The Patient Rights Advocate analysis also found that a mere 0.5% of hospitals owned by the three largest hospital systems in the country—HCA Healthcare, CommonSpirit Health, and Ascension—were in full compliance of the law.
Notably, only two of the 361 hospitals owned by these three hospital systems were fully compliant. In addition, none of the 188 hospitals owned by HCA Healthcare, the largest for-profit hospital system in the country, were in compliance.
Hospitals Fail to Provide Consumers with Critical Information
The Patient Rights Advocate report found that the most significant reason for noncompliance was failure to post all payer-specific and plan-specific negotiated rates on their websites. They estimated that 85.7% of the 1,000 hospitals reviewed did not post a complete machine-readable file of standard charges, as required by the law.
“The lack of compliance by hospitals is about more than simply the failure to follow the legal requirements,” the report states. “It is also about the failure of hospitals to provide critically needed information to consumers so they can make better health decisions.

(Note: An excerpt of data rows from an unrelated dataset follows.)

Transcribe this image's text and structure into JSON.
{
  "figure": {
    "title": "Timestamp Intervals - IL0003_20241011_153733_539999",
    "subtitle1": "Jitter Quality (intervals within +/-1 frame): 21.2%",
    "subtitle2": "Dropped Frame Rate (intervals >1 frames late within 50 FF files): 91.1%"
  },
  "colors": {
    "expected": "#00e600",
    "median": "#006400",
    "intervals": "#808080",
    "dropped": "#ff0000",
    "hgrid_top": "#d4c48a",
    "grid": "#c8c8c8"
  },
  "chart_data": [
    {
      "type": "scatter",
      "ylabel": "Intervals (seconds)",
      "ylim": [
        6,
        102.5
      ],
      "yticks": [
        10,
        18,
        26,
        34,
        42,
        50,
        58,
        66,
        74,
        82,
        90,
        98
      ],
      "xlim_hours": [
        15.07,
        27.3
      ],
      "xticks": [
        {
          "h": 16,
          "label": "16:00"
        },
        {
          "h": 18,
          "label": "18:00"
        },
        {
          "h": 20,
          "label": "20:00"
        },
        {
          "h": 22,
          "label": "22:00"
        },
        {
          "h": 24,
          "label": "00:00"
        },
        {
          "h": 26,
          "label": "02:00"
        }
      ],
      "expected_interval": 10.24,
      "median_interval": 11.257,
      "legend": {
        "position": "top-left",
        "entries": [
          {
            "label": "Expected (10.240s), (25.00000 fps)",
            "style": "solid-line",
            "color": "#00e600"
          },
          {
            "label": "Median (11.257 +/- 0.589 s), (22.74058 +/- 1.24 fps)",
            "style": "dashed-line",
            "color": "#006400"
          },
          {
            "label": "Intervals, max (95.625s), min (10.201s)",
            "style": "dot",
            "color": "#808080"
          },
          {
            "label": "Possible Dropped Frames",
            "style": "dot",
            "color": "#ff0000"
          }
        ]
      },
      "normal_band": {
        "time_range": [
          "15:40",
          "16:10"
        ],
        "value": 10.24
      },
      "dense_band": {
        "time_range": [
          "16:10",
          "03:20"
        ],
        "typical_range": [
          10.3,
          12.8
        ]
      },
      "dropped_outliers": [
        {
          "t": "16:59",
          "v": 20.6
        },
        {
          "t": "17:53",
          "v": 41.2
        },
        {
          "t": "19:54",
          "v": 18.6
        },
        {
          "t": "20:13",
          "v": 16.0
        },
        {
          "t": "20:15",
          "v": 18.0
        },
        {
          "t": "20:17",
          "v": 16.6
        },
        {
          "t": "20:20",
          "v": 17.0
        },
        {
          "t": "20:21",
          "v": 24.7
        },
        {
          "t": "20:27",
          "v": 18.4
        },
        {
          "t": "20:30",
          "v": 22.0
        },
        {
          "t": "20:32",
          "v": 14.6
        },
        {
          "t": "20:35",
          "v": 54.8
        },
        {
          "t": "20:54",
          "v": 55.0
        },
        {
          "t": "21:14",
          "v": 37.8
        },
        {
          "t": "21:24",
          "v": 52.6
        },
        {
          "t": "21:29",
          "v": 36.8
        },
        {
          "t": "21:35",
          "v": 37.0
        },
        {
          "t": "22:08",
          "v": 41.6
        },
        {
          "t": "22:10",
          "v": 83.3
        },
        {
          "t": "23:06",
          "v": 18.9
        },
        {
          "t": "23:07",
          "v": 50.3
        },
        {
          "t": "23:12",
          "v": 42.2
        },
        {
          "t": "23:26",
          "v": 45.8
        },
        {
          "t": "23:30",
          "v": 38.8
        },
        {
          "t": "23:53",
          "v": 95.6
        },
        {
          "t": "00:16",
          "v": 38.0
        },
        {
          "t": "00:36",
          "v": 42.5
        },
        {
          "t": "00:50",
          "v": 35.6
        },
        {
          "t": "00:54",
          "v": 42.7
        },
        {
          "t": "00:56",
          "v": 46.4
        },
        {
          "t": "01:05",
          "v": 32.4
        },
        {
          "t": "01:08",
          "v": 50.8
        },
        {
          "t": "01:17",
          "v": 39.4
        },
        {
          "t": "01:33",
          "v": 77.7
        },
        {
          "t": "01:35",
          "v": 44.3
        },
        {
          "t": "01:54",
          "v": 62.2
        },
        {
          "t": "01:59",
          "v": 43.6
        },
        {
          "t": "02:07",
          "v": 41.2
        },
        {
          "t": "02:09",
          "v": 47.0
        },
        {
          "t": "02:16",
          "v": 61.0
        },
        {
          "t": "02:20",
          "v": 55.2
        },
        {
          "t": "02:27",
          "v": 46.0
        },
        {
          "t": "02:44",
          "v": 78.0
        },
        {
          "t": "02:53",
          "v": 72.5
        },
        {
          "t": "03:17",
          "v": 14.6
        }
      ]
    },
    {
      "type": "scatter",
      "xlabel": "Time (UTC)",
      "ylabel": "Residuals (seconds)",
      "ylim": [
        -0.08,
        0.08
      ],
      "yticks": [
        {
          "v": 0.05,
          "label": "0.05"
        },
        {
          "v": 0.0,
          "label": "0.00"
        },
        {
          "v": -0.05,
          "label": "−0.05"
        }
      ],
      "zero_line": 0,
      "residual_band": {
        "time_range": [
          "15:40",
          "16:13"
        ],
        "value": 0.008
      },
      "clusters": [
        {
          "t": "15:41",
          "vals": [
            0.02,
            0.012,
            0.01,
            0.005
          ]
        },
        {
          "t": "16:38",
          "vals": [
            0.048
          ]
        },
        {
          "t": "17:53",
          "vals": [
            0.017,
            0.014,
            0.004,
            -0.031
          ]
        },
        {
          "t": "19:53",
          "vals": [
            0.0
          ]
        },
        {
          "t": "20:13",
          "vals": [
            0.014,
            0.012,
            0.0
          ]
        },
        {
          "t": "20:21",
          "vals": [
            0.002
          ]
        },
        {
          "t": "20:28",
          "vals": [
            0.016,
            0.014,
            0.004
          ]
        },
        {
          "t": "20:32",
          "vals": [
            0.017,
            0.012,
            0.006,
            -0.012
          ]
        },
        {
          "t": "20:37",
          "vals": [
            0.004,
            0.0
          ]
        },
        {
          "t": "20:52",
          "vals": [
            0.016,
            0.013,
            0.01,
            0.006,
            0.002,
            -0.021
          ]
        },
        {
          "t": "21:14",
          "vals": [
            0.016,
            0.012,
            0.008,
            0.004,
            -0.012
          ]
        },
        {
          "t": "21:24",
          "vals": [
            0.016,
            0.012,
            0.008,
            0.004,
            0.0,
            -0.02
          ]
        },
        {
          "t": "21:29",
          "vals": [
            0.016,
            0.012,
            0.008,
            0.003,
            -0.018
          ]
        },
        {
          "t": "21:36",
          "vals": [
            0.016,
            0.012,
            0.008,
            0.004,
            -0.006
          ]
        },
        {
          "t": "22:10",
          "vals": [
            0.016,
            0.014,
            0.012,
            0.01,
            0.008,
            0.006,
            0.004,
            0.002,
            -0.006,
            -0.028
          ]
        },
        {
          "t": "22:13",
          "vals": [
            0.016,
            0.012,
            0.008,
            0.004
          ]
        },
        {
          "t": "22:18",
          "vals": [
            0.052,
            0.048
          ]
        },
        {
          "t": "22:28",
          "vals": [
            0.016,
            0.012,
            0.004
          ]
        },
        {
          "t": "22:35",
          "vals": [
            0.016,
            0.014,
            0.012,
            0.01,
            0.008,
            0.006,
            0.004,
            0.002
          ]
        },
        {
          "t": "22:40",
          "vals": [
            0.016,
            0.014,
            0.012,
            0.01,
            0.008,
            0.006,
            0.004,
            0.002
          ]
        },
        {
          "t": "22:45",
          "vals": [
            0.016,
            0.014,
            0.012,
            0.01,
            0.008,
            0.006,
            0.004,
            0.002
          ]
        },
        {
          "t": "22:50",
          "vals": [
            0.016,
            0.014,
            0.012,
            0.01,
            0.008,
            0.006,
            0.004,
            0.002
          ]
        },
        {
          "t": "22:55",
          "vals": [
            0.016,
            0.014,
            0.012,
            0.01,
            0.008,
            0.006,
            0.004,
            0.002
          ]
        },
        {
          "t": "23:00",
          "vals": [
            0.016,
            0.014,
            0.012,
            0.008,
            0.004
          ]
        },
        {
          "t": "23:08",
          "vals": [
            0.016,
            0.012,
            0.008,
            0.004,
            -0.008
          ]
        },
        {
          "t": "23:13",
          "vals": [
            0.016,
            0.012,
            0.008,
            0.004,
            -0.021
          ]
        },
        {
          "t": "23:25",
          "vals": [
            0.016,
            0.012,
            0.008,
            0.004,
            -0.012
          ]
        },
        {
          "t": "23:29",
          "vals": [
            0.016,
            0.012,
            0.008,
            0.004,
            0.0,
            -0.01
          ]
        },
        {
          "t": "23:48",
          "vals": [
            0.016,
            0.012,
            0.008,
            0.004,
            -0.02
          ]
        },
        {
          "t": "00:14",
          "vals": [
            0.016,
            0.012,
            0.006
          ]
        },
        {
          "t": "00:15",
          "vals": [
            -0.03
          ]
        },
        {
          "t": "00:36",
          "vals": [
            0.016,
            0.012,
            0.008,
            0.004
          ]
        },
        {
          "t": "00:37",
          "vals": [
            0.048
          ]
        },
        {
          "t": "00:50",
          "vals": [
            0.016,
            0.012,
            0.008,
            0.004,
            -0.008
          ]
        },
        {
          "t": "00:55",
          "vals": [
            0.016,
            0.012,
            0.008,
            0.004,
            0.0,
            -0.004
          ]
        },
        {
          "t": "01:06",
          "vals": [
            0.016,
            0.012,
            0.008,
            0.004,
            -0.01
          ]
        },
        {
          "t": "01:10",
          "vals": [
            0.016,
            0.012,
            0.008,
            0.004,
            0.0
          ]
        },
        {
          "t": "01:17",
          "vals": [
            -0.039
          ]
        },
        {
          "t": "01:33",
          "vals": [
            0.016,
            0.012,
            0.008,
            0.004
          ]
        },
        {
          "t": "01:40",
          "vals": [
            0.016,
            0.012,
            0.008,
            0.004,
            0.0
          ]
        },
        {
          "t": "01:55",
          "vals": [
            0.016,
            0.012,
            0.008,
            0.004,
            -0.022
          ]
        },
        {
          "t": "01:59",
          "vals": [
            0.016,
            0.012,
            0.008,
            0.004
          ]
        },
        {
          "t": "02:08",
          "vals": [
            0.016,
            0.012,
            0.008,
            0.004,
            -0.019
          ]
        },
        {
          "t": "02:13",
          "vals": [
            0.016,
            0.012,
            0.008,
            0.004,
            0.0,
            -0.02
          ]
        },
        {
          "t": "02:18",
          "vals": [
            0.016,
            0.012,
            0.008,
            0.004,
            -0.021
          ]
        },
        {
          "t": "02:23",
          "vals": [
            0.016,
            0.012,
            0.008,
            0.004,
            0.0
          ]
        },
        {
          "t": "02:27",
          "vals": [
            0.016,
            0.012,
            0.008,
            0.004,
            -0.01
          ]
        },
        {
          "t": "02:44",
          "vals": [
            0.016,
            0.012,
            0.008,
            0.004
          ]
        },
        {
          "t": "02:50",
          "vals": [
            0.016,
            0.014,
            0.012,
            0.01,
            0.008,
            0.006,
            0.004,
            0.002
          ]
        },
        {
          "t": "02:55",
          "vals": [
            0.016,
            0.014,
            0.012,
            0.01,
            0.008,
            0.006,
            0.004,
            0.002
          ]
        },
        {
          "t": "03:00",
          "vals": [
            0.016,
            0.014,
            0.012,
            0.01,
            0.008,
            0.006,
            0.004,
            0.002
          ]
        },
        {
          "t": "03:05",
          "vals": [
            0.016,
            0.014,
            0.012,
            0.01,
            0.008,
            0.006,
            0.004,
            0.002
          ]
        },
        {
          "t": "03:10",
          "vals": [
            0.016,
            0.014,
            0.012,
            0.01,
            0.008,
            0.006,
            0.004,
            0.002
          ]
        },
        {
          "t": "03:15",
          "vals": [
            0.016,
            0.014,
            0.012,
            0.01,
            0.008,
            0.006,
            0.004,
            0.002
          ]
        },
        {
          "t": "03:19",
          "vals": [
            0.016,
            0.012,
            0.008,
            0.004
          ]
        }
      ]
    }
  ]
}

Empowered with comparative price and quality information in advance of care, consumers, including employers and unions, can improve health outcomes while lowering costs by taking advantage of the benefits of competitive market efficiencies.”
With the CMS starting to issue fines for noncompliance, it is probable that more healthcare organizations will focus on adhering to the Hospital Price Transparency law. Since the transparency rules also apply to clinical laboratories, lab managers should be aware of the regulations and any further enforcement actions taken by the CMS.